Most students are restricted to six sessions at Engemann before they are referred off campus, if they still require more support. anoxic seizures in adults But mental health cannot be solved by a “magical pill” that wipes away students’ problems, Villamizar said. It requires time and consistent meetings.

“The first session is really you just processing through things and then seeing where you’re at,” Villamizar said. “The rest of the sessions really help you open up more, and your counselor gets to know you. If you only have four sessions, that really hinders their ability to pinpoint certain things and for you to feel the benefits of going. You need the time and the process.”

Angela Villamizar, a senior majoring in international relations and non-governmental organizations and social change, sought help at an Engemann program that allowed an unlicensed graduate student to counsel her. (Sinead Chang | Daily Trojan)

“If you’re in a season [where] there is more acuity, students are coming in with greater distress,” Mendola said. “What that does is push back your routine — people who could benefit from short-term counseling even farther into the wait because with the limited amount of staff, you are always going to see the ones who are in acute need first.”

Mendola said he spent the past year reevaluating the mental health department — for example, hiring more therapists from the Keck School of Medicine of USC’s psychiatry department. Mendola hopes this will help reduce the number of referrals by bringing therapists closer to where students live on campus. He also plans to hire two behavioral health consultants who can help establish policies and procedures.

“To send a student without a car [and] with a tight schedule to take an hour each way just to see someone for 50 minutes is not realistic,” Mendola said. “The fact that we could make a difference at USC around those struggles will be something that we should be proud of, and we are in the process of that.”

Engemann has also adopted JED Campus, an assessment and strategic planning initiative, to gather more insight on students’ mental health. Through JED Campus, Engemann has launched surveys like Healthy Minds to gather student responses for a four-year internal review.

Let’s Talk, a program Engemann piloted this semester, allows students who do not feel comfortable with the school’s mental health services to receive support. nanoxia deep silence 6 review Students can walk into sites scattered throughout cultural centers and the School of Cinematic Arts, as well as on the Health Sciences Campus, and have conversations with Engemann officials without feeling the pressure of having a counseling record at the health center.

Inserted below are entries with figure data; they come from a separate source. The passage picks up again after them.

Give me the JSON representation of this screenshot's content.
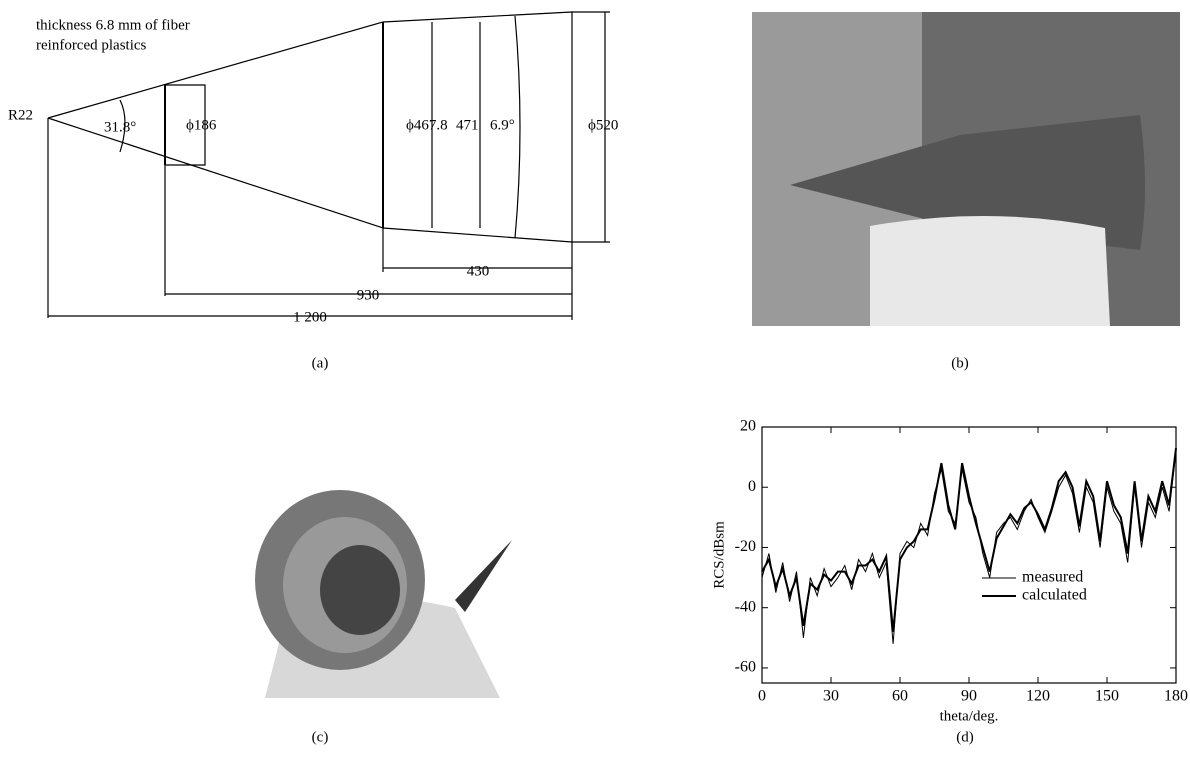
{
  "panel_a": {
    "note_lines": [
      "thickness 6.8 mm of fiber",
      "reinforced plastics"
    ],
    "radius": "R22",
    "cone_angle": "31.8°",
    "d_front": "ϕ186",
    "d_mid": "ϕ467.8",
    "d_inner": "471",
    "taper_angle": "6.9°",
    "d_rear": "ϕ520",
    "len_rear": "430",
    "len_mid": "930",
    "len_total": "1 200",
    "caption": "(a)"
  },
  "panel_b": {
    "caption": "(b)"
  },
  "panel_c": {
    "caption": "(c)"
  },
  "panel_d": {
    "caption": "(d)"
  },
  "chart_data": {
    "type": "line",
    "xlabel": "theta/deg.",
    "ylabel": "RCS/dBsm",
    "x": [
      0,
      3,
      6,
      9,
      12,
      15,
      18,
      21,
      24,
      27,
      30,
      33,
      36,
      39,
      42,
      45,
      48,
      51,
      54,
      57,
      60,
      63,
      66,
      69,
      72,
      75,
      78,
      81,
      84,
      87,
      90,
      93,
      96,
      99,
      102,
      105,
      108,
      111,
      114,
      117,
      120,
      123,
      126,
      129,
      132,
      135,
      138,
      141,
      144,
      147,
      150,
      153,
      156,
      159,
      162,
      165,
      168,
      171,
      174,
      177,
      180
    ],
    "series": [
      {
        "name": "measured",
        "color": "#000000",
        "values": [
          -30,
          -22,
          -35,
          -25,
          -38,
          -28,
          -50,
          -30,
          -36,
          -27,
          -33,
          -30,
          -26,
          -34,
          -24,
          -28,
          -22,
          -30,
          -25,
          -52,
          -22,
          -18,
          -20,
          -12,
          -16,
          -2,
          6,
          -8,
          -12,
          6,
          -5,
          -10,
          -22,
          -30,
          -15,
          -12,
          -10,
          -14,
          -8,
          -4,
          -10,
          -15,
          -8,
          0,
          4,
          -2,
          -15,
          0,
          -5,
          -20,
          0,
          -8,
          -12,
          -25,
          0,
          -20,
          -5,
          -10,
          0,
          -8,
          12
        ]
      },
      {
        "name": "calculated",
        "color": "#000000",
        "values": [
          -28,
          -24,
          -33,
          -27,
          -36,
          -30,
          -46,
          -32,
          -34,
          -29,
          -31,
          -28,
          -28,
          -32,
          -26,
          -26,
          -24,
          -28,
          -23,
          -48,
          -24,
          -20,
          -18,
          -14,
          -14,
          -4,
          8,
          -6,
          -14,
          8,
          -3,
          -12,
          -20,
          -28,
          -17,
          -13,
          -9,
          -12,
          -7,
          -5,
          -9,
          -14,
          -7,
          2,
          5,
          0,
          -13,
          2,
          -3,
          -18,
          2,
          -6,
          -10,
          -22,
          2,
          -18,
          -3,
          -8,
          2,
          -6,
          13
        ]
      }
    ],
    "xlim": [
      0,
      180
    ],
    "xticks": [
      0,
      30,
      60,
      90,
      120,
      150,
      180
    ],
    "ylim": [
      -65,
      20
    ],
    "yticks": [
      -60,
      -40,
      -20,
      0,
      20
    ]
  }
}
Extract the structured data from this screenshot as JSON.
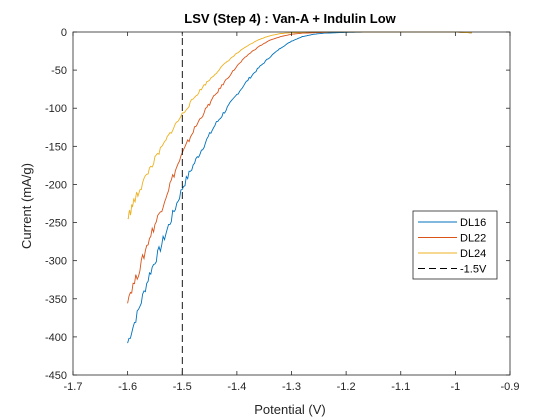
{
  "chart_data": {
    "type": "line",
    "title": "LSV (Step 4) : Van-A + Indulin Low",
    "xlabel": "Potential (V)",
    "ylabel": "Current (mA/g)",
    "xlim": [
      -1.7,
      -0.9
    ],
    "ylim": [
      -450,
      0
    ],
    "xticks": [
      -1.7,
      -1.6,
      -1.5,
      -1.4,
      -1.3,
      -1.2,
      -1.1,
      -1.0,
      -0.9
    ],
    "xtick_labels": [
      "-1.7",
      "-1.6",
      "-1.5",
      "-1.4",
      "-1.3",
      "-1.2",
      "-1.1",
      "-1",
      "-0.9"
    ],
    "yticks": [
      0,
      -50,
      -100,
      -150,
      -200,
      -250,
      -300,
      -350,
      -400,
      -450
    ],
    "ytick_labels": [
      "0",
      "-50",
      "-100",
      "-150",
      "-200",
      "-250",
      "-300",
      "-350",
      "-400",
      "-450"
    ],
    "grid": false,
    "legend_position": "right",
    "series": [
      {
        "name": "DL16",
        "color": "#0072BD",
        "x": [
          -1.6,
          -1.58,
          -1.56,
          -1.54,
          -1.52,
          -1.5,
          -1.48,
          -1.46,
          -1.44,
          -1.42,
          -1.4,
          -1.38,
          -1.36,
          -1.34,
          -1.32,
          -1.3,
          -1.28,
          -1.26,
          -1.24,
          -1.22,
          -1.2,
          -1.15,
          -1.1,
          -1.05,
          -1.0,
          -0.97
        ],
        "y": [
          -408,
          -365,
          -318,
          -283,
          -245,
          -205,
          -175,
          -148,
          -122,
          -102,
          -82,
          -63,
          -47,
          -33,
          -21,
          -12,
          -6,
          -3,
          -1.5,
          -1,
          -0.5,
          0,
          0,
          0,
          0,
          -1
        ]
      },
      {
        "name": "DL22",
        "color": "#D95319",
        "x": [
          -1.6,
          -1.58,
          -1.56,
          -1.54,
          -1.52,
          -1.5,
          -1.48,
          -1.46,
          -1.44,
          -1.42,
          -1.4,
          -1.38,
          -1.36,
          -1.34,
          -1.32,
          -1.3,
          -1.28,
          -1.26,
          -1.24,
          -1.22,
          -1.2,
          -1.15,
          -1.1,
          -1.05,
          -1.0,
          -0.97
        ],
        "y": [
          -350,
          -315,
          -270,
          -235,
          -195,
          -160,
          -130,
          -105,
          -83,
          -63,
          -45,
          -30,
          -19,
          -11,
          -6,
          -3,
          -1.5,
          -1,
          -0.5,
          0,
          0,
          0,
          0,
          0,
          0,
          -1
        ]
      },
      {
        "name": "DL24",
        "color": "#EDB120",
        "x": [
          -1.6,
          -1.59,
          -1.58,
          -1.56,
          -1.54,
          -1.52,
          -1.5,
          -1.48,
          -1.46,
          -1.44,
          -1.42,
          -1.4,
          -1.38,
          -1.36,
          -1.34,
          -1.32,
          -1.3,
          -1.28,
          -1.26,
          -1.24,
          -1.2,
          -1.15,
          -1.1,
          -1.05,
          -1.0,
          -0.97
        ],
        "y": [
          -245,
          -225,
          -210,
          -180,
          -155,
          -130,
          -108,
          -88,
          -70,
          -55,
          -40,
          -28,
          -18,
          -10,
          -5,
          -2,
          -1,
          -0.5,
          0,
          0,
          0,
          0,
          0,
          0,
          0,
          -1
        ]
      },
      {
        "name": "-1.5V",
        "color": "#000000",
        "dashed": true,
        "x": [
          -1.5,
          -1.5
        ],
        "y": [
          -450,
          0
        ]
      }
    ]
  }
}
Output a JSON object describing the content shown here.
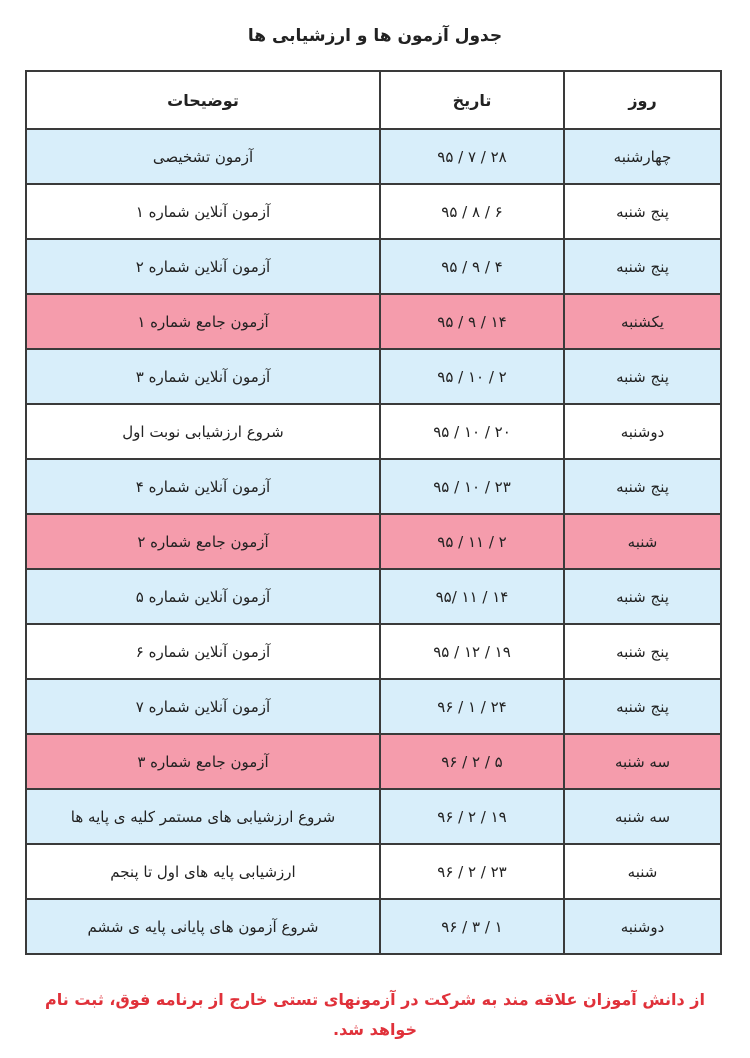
{
  "title": "جدول آزمون ها و ارزشیابی ها",
  "table": {
    "headers": {
      "day": "روز",
      "date": "تاریخ",
      "description": "توضیحات"
    },
    "colors": {
      "blue": "#d8eefa",
      "white": "#ffffff",
      "pink": "#f59cac"
    },
    "rows": [
      {
        "day": "چهارشنبه",
        "date": "۹۵ / ۷ / ۲۸",
        "description": "آزمون تشخیصی",
        "color": "blue"
      },
      {
        "day": "پنج شنبه",
        "date": "۹۵ / ۸ / ۶",
        "description": "آزمون آنلاین شماره ۱",
        "color": "white"
      },
      {
        "day": "پنج شنبه",
        "date": "۹۵ / ۹ / ۴",
        "description": "آزمون آنلاین شماره ۲",
        "color": "blue"
      },
      {
        "day": "یکشنبه",
        "date": "۹۵ / ۹ / ۱۴",
        "description": "آزمون جامع شماره ۱",
        "color": "pink"
      },
      {
        "day": "پنج شنبه",
        "date": "۹۵ / ۱۰ / ۲",
        "description": "آزمون آنلاین شماره ۳",
        "color": "blue"
      },
      {
        "day": "دوشنبه",
        "date": "۹۵ / ۱۰ / ۲۰",
        "description": "شروع ارزشیابی نوبت اول",
        "color": "white"
      },
      {
        "day": "پنج شنبه",
        "date": "۹۵ / ۱۰ / ۲۳",
        "description": "آزمون آنلاین شماره ۴",
        "color": "blue"
      },
      {
        "day": "شنبه",
        "date": "۹۵ / ۱۱ / ۲",
        "description": "آزمون جامع شماره ۲",
        "color": "pink"
      },
      {
        "day": "پنج شنبه",
        "date": "۹۵/ ۱۱ / ۱۴",
        "description": "آزمون آنلاین شماره ۵",
        "color": "blue"
      },
      {
        "day": "پنج شنبه",
        "date": "۹۵ / ۱۲ / ۱۹",
        "description": "آزمون آنلاین شماره ۶",
        "color": "white"
      },
      {
        "day": "پنج شنبه",
        "date": "۹۶ / ۱ / ۲۴",
        "description": "آزمون آنلاین شماره ۷",
        "color": "blue"
      },
      {
        "day": "سه شنبه",
        "date": "۹۶ / ۲ / ۵",
        "description": "آزمون جامع شماره ۳",
        "color": "pink"
      },
      {
        "day": "سه شنبه",
        "date": "۹۶ / ۲ / ۱۹",
        "description": "شروع ارزشیابی های مستمر کلیه ی پایه ها",
        "color": "blue"
      },
      {
        "day": "شنبه",
        "date": "۹۶ / ۲ / ۲۳",
        "description": "ارزشیابی پایه های اول تا پنجم",
        "color": "white"
      },
      {
        "day": "دوشنبه",
        "date": "۹۶ / ۳ / ۱",
        "description": "شروع آزمون های پایانی پایه ی ششم",
        "color": "blue"
      }
    ]
  },
  "note": "از دانش آموزان علاقه مند به شرکت در آزمونهای تستی خارج از برنامه فوق، ثبت نام خواهد شد."
}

Villamizar, a resident assistant at Fluor Tower, said that Engemann has been offering resources like therapy groups through residential education, as well as support meetings for residential assistants. However, she thinks that the center still has a long way to go in establishing trust with students.

“They’ve been trying to address the issues that are there, but I don’t think they know how to,” Villamizar said. “They’re still trying to be proactive, but they’re actually reactive … But it’s important that they’re engaging with the community and in those conversations.”